20-amplificateurs de watts 200 kilomètres drone liaison de données sans fil

Voici quatre ensembles d'accessoires complets d'amplificateurs de 20 watts 200 kilomètres drone liaison de données sans fil. Please get the details at the Vcan2086 ici.

A drone with a 1.4 GHz wireless video data link TX900 may still require an additional 900 MHz data link Vcan2086 for several reasons:

1. Separation of Control and Video - Le 1.4 GHz link is likely dedicated to transmission vidéo, which requires high bandwidth and low latency. UN 900 MHz link can serve as a separate control and telemetry channel, ensuring a reliable connection for commands and status updates.
2. Better Penetration and Range – Lower frequencies like 900 MHz avoir meilleure pénétration à travers les obstacles (arbres, bâtiments, etc.) et portée plus longue compared to higher frequencies. This makes it useful for maintaining control in challenging environments.
3. Interference Management – If the 1.4 Bande GHz is congested with video transmission, control signals on the same frequency could suffer from ingérence. En utilisant 900 MHz reduces the chance of signal degradation.
4. Failsafe and Redundancy – If the 1.4 GHz link fails, le 900 MHz link can provide a backup for sending emergency commands, ensuring the drone can return to home or land safely.
5. Bidirectional Communication - Le 900 MHz link is often used for low-bandwidth telemetry data, sending flight status, battery levels, and GPS information back to the operator.

UN 20-amplificateur de watts for a 200-kilometer drone wireless data link requires a highly efficient RF system operating in a frequency band suitable for long-range communication. Here are some key considerations:

1. Frequency Band Selection

• UHF (300 MHz- 3 GHz): Often used for long-range communication.
• L-Band (1–2 GHz): Good for satellite and UAV communication.
• Bande S (2–4 GHz): Common in military and commercial drone communications.
• C-Band (4–8 GHz): Provides high bandwidth but may require more power.
• Ku/Ka Band (12–40 GHz): Used in high-data-rate applications but can be affected by atmospheric conditions.

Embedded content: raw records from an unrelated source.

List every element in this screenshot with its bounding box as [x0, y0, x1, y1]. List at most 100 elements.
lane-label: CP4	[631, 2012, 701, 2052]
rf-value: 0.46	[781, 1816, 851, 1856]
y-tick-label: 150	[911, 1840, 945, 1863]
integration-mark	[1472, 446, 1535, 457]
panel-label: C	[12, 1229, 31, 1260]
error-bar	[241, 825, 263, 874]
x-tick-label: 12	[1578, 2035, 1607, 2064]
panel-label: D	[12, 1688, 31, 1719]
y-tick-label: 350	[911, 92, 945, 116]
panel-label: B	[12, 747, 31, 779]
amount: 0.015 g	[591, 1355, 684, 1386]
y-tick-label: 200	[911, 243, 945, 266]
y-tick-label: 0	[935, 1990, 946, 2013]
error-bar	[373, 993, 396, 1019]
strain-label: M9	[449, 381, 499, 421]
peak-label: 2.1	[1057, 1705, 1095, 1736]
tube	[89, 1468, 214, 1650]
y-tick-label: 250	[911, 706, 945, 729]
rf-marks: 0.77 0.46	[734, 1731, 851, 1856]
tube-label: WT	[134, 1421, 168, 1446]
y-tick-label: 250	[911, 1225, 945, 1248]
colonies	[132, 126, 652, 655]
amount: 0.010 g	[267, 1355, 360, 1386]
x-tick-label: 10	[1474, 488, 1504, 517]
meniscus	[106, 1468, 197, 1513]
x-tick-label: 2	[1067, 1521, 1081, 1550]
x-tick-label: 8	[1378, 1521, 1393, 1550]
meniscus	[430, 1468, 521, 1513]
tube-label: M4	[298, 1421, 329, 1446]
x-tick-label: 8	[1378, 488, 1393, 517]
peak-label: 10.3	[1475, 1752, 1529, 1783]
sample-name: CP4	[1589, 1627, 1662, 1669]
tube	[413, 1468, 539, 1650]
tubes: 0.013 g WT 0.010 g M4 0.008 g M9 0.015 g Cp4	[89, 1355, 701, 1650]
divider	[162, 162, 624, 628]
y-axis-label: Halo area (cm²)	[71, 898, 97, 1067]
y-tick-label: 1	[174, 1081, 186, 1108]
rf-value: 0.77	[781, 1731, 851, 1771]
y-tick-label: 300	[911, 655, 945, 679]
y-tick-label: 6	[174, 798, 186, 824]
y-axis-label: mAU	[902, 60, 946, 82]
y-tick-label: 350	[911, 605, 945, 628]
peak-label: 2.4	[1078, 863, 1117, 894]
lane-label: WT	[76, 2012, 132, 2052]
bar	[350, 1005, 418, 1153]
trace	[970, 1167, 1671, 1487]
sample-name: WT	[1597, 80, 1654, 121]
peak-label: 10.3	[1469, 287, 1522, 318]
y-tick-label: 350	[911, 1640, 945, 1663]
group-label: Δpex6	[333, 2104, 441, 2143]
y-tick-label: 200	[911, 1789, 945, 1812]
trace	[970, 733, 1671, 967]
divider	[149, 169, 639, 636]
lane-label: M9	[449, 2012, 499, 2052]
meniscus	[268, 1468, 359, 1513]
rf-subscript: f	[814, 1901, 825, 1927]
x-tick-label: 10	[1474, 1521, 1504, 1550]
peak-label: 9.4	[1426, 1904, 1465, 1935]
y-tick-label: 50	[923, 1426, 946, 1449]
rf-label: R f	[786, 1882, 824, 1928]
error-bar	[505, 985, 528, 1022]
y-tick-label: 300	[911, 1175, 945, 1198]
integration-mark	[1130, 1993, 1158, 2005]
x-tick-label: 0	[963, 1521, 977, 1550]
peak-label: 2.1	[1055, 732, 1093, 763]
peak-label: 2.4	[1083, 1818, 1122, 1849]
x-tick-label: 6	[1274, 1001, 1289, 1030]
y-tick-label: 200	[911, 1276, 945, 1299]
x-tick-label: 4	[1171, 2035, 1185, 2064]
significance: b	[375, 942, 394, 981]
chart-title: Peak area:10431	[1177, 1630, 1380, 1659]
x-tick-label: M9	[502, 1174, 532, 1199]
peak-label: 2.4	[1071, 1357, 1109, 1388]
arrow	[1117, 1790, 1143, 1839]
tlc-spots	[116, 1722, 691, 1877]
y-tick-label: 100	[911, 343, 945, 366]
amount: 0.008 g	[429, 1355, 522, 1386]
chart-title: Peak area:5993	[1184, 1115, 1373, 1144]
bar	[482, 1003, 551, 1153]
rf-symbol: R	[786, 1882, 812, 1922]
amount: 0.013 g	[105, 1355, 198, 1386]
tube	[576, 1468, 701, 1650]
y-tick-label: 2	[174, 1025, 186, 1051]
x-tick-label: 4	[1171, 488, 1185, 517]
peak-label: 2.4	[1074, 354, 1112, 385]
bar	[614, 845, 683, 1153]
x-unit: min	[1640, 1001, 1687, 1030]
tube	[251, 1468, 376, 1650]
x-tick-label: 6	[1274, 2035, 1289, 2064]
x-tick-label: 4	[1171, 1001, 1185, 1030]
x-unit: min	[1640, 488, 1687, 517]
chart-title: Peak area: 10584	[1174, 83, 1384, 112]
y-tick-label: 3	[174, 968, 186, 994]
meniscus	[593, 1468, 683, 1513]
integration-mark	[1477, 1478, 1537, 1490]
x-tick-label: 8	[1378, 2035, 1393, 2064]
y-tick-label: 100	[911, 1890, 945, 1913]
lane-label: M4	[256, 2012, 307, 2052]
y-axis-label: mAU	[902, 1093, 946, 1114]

2. Amplifier Power Requirements

• 20 Watts (43 dBm) Puissance de sortie RF is suitable for long-range transmission.
• Efficiency depends on antenna gain and environmental factors.
• High-power amplifiers (HPAs) or solid-state power amplifiers (SSPAs) are commonly used.

3. Antenna Considerations

• Antennes directionnelles (Yagi, Parabolic, or Phased Array) can maximize range.
• High-Gain Antennas (20+ dBi) help compensate for free-space path loss.

4. Modulation & Codage

• OFDM, QAM, or DSSS are often used for high data rate and interference resistance.
• Error Correction Codes (LDPC, Turbo Codes) help maintain link integrity.

5. Débit de données & Latency

• Low Data Rates (10-100 kbps) can be achieved at extreme ranges.
• Débits de données plus élevés (1-100 Mbit/s) require more power and optimal conditions.

6. Environnemental & Regulatory Factors

• FCC/ITU Regulations dictate permissible power levels and frequencies.
• Ligne de vue (LA) or Near-LOS is required for effective transmission.
• Weather Conditions (Pluie, Fog, Terrain Obstruction) can affect performance.